A cold snap roared into Florida just when I arrived for a vacation and wanted sun and heat. Rain accompanied the cold. I'm downwind from Tommy Wayne Kramer. That's not news. I’m always downwind from him, whether he’s in Ukiah or North Carolina where he happened to be for Christmas. I guess the AVA has reporters on the East Coast as well as the West Coast. I'm still in Florida, Vero Beach to be precise, on an island that's accessible by a bridge or two from the mainland that crosses over a body of water known as Indian River. It's no river at all but rather a lagoon. I’m the houseguest of a friend who divides her time between Vero and Norcal, winter in Vero and summer In Norcal.
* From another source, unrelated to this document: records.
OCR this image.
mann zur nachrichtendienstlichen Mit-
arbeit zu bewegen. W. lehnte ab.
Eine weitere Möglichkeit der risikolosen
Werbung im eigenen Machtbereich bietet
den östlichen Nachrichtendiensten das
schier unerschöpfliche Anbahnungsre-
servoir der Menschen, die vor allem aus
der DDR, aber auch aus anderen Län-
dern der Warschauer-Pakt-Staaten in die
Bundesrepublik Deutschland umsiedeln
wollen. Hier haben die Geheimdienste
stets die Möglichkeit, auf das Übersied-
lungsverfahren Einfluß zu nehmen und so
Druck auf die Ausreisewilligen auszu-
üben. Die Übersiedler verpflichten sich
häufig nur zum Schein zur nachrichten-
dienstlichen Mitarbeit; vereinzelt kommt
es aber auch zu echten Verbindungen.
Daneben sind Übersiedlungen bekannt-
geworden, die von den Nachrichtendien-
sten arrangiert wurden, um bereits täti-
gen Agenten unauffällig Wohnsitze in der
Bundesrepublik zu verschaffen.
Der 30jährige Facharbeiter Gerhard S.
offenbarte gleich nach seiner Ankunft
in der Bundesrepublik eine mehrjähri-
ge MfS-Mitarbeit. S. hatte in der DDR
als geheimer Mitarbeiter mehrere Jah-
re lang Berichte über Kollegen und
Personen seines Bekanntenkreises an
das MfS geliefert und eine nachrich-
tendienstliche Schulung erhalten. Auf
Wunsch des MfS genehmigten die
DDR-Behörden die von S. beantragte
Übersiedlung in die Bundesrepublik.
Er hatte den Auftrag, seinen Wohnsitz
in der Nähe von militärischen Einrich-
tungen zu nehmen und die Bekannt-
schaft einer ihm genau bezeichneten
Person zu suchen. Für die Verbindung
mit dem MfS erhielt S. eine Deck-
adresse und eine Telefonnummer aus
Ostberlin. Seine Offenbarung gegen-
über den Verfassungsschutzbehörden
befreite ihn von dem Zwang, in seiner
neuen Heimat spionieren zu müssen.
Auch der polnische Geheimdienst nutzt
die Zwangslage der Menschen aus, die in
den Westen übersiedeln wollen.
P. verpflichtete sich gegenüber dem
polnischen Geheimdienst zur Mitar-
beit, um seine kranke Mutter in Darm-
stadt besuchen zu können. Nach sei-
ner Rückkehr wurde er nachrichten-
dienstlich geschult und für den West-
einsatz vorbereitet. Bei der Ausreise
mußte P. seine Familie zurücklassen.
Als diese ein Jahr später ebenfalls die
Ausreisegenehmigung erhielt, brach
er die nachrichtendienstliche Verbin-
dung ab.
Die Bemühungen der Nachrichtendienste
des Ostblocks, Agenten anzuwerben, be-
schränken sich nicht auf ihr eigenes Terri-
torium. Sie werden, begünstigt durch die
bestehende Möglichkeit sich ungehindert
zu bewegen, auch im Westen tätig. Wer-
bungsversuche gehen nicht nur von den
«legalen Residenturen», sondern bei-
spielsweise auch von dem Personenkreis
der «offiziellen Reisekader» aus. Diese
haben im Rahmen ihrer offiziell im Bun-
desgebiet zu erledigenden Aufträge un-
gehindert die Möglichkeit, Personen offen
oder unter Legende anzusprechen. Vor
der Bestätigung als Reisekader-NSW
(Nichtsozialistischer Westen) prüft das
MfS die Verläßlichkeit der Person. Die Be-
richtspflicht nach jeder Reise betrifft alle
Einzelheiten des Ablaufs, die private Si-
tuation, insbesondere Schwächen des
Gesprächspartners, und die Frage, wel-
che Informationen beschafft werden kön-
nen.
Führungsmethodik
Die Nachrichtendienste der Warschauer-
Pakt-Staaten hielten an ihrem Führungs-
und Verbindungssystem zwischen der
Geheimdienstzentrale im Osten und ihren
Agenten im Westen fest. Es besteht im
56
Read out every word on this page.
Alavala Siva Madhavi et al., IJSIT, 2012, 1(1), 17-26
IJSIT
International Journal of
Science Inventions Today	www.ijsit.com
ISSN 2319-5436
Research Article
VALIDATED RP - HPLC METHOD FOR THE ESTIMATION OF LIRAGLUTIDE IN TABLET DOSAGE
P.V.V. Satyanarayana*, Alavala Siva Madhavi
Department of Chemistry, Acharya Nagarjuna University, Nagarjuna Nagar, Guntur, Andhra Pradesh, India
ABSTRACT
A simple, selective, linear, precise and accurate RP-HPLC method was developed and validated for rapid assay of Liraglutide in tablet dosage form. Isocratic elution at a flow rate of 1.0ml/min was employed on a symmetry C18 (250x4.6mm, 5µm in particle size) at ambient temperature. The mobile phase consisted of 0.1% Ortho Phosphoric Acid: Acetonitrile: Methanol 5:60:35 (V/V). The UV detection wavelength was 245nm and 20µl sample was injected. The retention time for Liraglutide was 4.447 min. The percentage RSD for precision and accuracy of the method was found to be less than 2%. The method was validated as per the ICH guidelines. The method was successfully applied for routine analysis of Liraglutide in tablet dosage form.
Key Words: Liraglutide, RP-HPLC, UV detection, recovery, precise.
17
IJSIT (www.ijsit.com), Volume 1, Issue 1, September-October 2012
The house has 11 bedrooms. I’m in the back of this sprawling house with palm trees all around and most of the houses in this neighborhood are not occupied, except for two weeks of the year I'm told. Actually they’re not houses, but mansions and not really mansions either, but monsters that look like hotels for the elite. This time of the year Vero is home to snowbirds from cold climes who come for the sun. I met some of them at the Saturday open-air farmer's market where I bought chard and garlic and beef, which I cooked and ate while watching the 49ers beat Seattle.
Florida is another country. At a meeting of nature lovers no one was under the age of 70 and no one but me wore a hat. The audience members were all white, as were the speakers. I saw one Black person at a grocery store yesterday. I'm told there is a Black neighborhood. Latinos do the yard work for the rich people.
I’m here for today and tomorrow and then I fly to Mexico to visit more Norcal friends who fled from rain and cold two decades ago and who blend in with their Mexican neighbors. So I’ll be way downwind from Kramer and in yet another country and keeping an eye out for stories for readers of the AVA who are stuck at home.